Methods: Patient-level and visit-level health care costs in the calendar years 2006, 2007, 2008, and 2009 were assessed for patients with evidence of COPD. Generalized linear models adjusting for sex, age category, and geographic region were used to investigate cost trends over time for patients with Medicare or commercial insurance.

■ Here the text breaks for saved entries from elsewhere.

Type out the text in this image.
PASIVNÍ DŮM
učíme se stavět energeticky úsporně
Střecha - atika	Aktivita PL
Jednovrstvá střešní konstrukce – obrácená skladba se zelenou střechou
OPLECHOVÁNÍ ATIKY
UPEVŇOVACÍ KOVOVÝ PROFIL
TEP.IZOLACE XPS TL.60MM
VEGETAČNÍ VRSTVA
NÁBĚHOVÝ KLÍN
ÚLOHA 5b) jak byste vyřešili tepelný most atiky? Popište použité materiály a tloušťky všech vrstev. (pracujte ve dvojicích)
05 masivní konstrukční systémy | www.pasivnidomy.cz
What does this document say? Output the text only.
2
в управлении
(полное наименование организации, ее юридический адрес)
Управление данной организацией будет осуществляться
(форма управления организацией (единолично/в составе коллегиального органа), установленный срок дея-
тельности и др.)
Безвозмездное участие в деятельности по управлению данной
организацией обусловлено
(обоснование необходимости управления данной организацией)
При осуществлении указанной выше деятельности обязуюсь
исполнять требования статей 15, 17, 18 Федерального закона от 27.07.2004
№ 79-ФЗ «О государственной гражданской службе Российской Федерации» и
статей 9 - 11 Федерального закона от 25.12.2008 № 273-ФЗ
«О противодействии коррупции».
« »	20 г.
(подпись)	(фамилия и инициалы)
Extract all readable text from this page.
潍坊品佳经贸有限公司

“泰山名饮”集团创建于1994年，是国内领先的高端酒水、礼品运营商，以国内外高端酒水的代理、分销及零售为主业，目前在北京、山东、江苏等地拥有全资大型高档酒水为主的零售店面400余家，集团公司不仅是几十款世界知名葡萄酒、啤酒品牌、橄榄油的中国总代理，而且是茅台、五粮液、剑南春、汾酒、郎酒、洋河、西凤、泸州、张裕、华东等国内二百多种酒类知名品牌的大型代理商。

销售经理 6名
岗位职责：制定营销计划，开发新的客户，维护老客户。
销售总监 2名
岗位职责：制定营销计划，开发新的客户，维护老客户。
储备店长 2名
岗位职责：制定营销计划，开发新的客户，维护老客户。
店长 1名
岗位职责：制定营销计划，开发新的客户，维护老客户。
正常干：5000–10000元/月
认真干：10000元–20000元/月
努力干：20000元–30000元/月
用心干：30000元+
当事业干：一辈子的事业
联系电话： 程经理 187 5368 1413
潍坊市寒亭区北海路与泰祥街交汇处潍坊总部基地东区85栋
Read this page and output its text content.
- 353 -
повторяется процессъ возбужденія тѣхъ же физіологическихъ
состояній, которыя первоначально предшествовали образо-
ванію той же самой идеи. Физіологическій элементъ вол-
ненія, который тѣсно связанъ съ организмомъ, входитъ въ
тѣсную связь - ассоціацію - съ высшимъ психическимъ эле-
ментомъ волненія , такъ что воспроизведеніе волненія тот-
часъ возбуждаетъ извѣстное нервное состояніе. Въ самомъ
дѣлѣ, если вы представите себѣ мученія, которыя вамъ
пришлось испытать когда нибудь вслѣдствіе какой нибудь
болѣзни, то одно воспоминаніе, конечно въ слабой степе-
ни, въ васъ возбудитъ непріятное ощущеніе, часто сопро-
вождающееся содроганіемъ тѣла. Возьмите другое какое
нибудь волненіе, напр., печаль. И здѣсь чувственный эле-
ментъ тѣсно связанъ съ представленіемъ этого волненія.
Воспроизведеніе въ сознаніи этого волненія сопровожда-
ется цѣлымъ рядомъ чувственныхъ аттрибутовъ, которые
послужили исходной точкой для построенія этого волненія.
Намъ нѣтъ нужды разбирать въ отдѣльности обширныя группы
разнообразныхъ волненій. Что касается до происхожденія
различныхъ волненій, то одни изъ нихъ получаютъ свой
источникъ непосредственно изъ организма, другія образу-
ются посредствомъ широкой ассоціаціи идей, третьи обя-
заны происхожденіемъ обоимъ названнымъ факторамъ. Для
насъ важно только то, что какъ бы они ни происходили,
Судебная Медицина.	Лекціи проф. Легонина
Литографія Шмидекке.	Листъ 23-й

Results: Medical costs, which ranged from an annual mean of US$2382 (Medicare 2007) to US$3339 (commercial 2009) per patient, comprised the majority of total costs in all years for patients with either type of insurance. COPD-related costs were less for Medicare than commercial cohorts. In the multivariate analysis, total costs increased by approximately 6% per year for commercial insurance patients (cost ratio 1.06; 95% confidence interval [CI] 1.04–1.07; P < 0.001) and 5% per year for Medicare patients (cost ratio 1.05; 95% CI 1.03–1.07; P < 0.001). Costs for outpatient and emergency department visits increased significantly over time in both populations. Standard admission costs increased significantly for Medicare patients (cost ratio 1.03; 95% CI 1.00–1.05; P = 0.03), but not commercial patients, and costs for intensive care unit visits remained stable for both populations.
Conclusion: COPD imposed a substantial economic burden on patients and the health care system, with costs increasing significantly in both the Medicare and commercial populations.